By doing that, “it’s good for an individual’s health and for their wallets and it is also good for the government because chronic diseases are expensive”, she said.

Chronic illnesses, including hypertension, usually need lifelong medication, which are costly to the patients’ family as well as to the nation.

China’s Vice-Minister of Health Huang Jiefu said about 80 percent of China’s total health expenditure is spent on the treatment and care of people with chronic diseases.

“Apart from an aging society, problematic lifestyles, including a diet that is rich in fat and oil, are mainly to be blamed,” Huang noted.
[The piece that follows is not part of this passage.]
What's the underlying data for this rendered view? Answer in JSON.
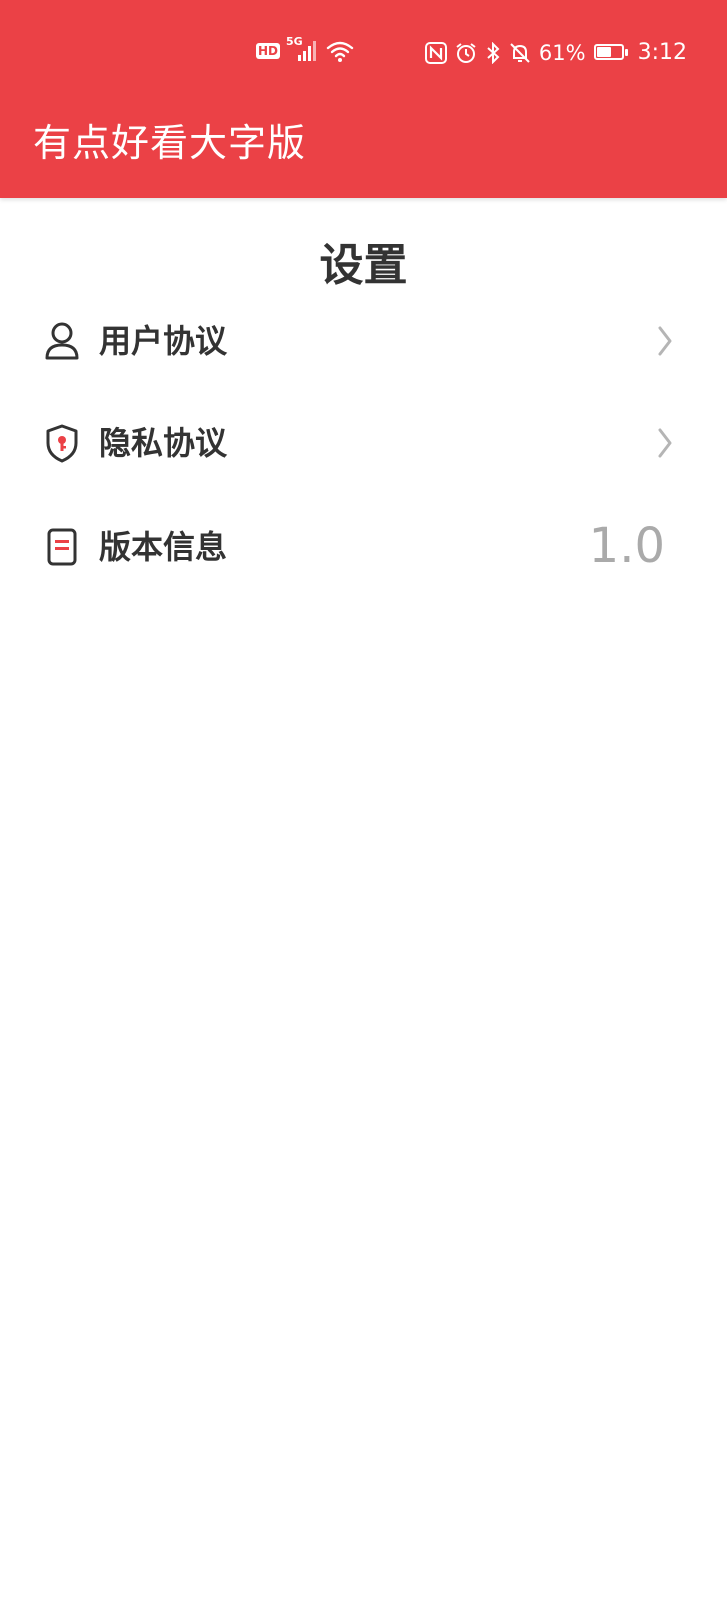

During the past decade, China has seen the prevalence of obesity increase by 97 percent and, each year, 10 million people develop various chronic diseases as a result, official statistics show.

To address that, the authorities nationwide have introduced public campaigns promoting health tips, such as taking more exercise and eating a healthy diet with less salt, fat and sugar.

The mass media, which usually is more interested in reporting outbreaks, should play a bigger role in raising awareness about health issues, which remains relatively low among the public, Chan said.

For instance, among the nation’s estimated 92.4 million diabetics, more than 61 percent know nothing about their conditions, according to professor Ji Linong, head of the Chinese Diabetes Society.

“Most of the undiagnosed diabetics are in underprivileged areas, like the countryside, with poor access to health education and quality care,” he said.

Chan urged the so-called “internal inequity” in health to be constantly addressed.

“Due to multiple reasons, like poverty and geographic circumstances, people in the eastern parts of China live relatively better lives than their counterparts in the western parts and we are glad to see the government has initiated efforts to promote health among disadvantaged groups,” she said, citing the government’s new rural cooperative medical insurance, which now covers more than 98 percent of the rural population.